Weber montre même que ce matérialisme est précisément la marque
des pays qui sont restés en retard du développement capitaliste.
Son idée est que ce qu'il appelle l'éthique sociale du capitalisme
est fondée sur une sécularisation du rapport à Dieu et à autrui
dans une forme de devoir qui s'accomplit dans le travail. Il y a
donc une fracture dans l'enfermement circulaire de l'homme sur la
subsistance. La production de capital n'est pas une fin en soi,
elle s'inscrit dans un rapport sacré. Le capitalisme, nos organisations
peuvent-elles subsister sans une certaine forme de sacré, d'horizon
gratuit ? Ce qui est nouveau c'est que le sacré n'est pas donné
dogmatiquement, sa recherche est le fruit d'un travail d'échange
et d'une mise en commun d'expériences. Nous savons aussi que les
civilisations qui ont perdu leur utopie sont mortes en chemin.

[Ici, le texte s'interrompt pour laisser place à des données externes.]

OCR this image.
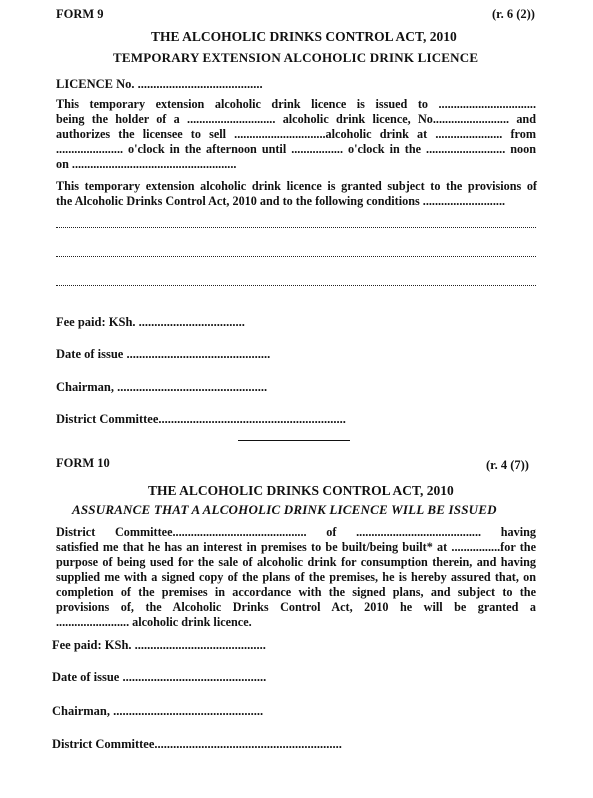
FORM 9	(r. 6 (2))
THE ALCOHOLIC DRINKS CONTROL ACT, 2010
TEMPORARY EXTENSION ALCOHOLIC DRINK LICENCE
LICENCE No. ........................................
This temporary extension alcoholic drink licence is issued to ................................
being the holder of a ............................. alcoholic drink licence, No......................... and
authorizes the licensee to sell ..............................alcoholic drink at ...................... from
...................... o'clock in the afternoon until ................. o'clock in the .......................... noon
on ......................................................
This temporary extension alcoholic drink licence is granted subject to the provisions of
the Alcoholic Drinks Control Act, 2010 and to the following conditions ...........................
Fee paid: KSh. ..................................
Date of issue ..............................................
Chairman, ................................................
District Committee............................................................
FORM 10	(r. 4 (7))
THE ALCOHOLIC DRINKS CONTROL ACT, 2010
ASSURANCE THAT A ALCOHOLIC DRINK LICENCE WILL BE ISSUED
District Committee............................................ of ......................................... having
satisfied me that he has an interest in premises to be built/being built* at ................for the
purpose of being used for the sale of alcoholic drink for consumption therein, and having
supplied me with a signed copy of the plans of the premises, he is hereby assured that, on
completion of the premises in accordance with the signed plans, and subject to the
provisions of, the Alcoholic Drinks Control Act, 2010 he will be granted a
........................ alcoholic drink licence.
Fee paid: KSh. ..........................................
Date of issue ..............................................
Chairman, ................................................
District Committee............................................................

Notre société est-elle capable d'innover
?
Rome, les empires monastiques, les cités italiennes ne sont pas
morts de leur manque de richesse mais par surcroît de richesse.
Celle-ci ayant induit un manque de croyance, de foi en un idéal
commun puis le déclin. Nous ne pouvons qu'évoquer ici le déséquilibre
qui s'est opéré entre les trois communautés dont je parlais tout
à l'heure. L'espace économique a envahi tous les autres : le
politique, le scientifique, l'artistique... Nous ne pouvons renoncer
à y créer des formes d'humanité et de communautés à visage humain,
à moins de nous contenter d'un logique de prédateurs et de la loi
de la jungle. Mais qui peut s'en satisfaire ? Et puis est-elle durable
?
Les moines bénédictins réussissent
de grands projets, comme une centrale électrique ou une maison d'édition,
sans chercher le profit. Quel est leur secret ?
Le secret de la réussite monastique consiste à faire passer les
valeurs de la communauté au-dessus des intérêts particuliers. On
peut transposer cette logique : la Firme, dont je parle dans
le livre, a pour principe fondateur de faire passer le client avant
ses intérêts propres ou ceux de ses consultants. Une certaine mystique
du travail se révèle efficace. Les Bénédictins vivent au sein d'une
communauté close. Ils forment les gens, les transforment car ils
croient en l'homme. Leur secret revient justement à ne pas chercher
le profit.
Je cherche à donner du sens" |
Dans votre livre, une fois passée
la sortie du monastère, la narration s'accélère. Votre rapport au
temps semble changer...
Lorsque l'on a vécu dix ans dans un monastère, on reste toujours
un peu marginal. Au fond de moi, je garde une espèce de recul. Je
passe effectivement beaucoup de temps à travailler, à écrire, pour
comprendre.
Peut-on se consacrer à Dieu, tout en
ayant des responsabilités dans l'entreprise ?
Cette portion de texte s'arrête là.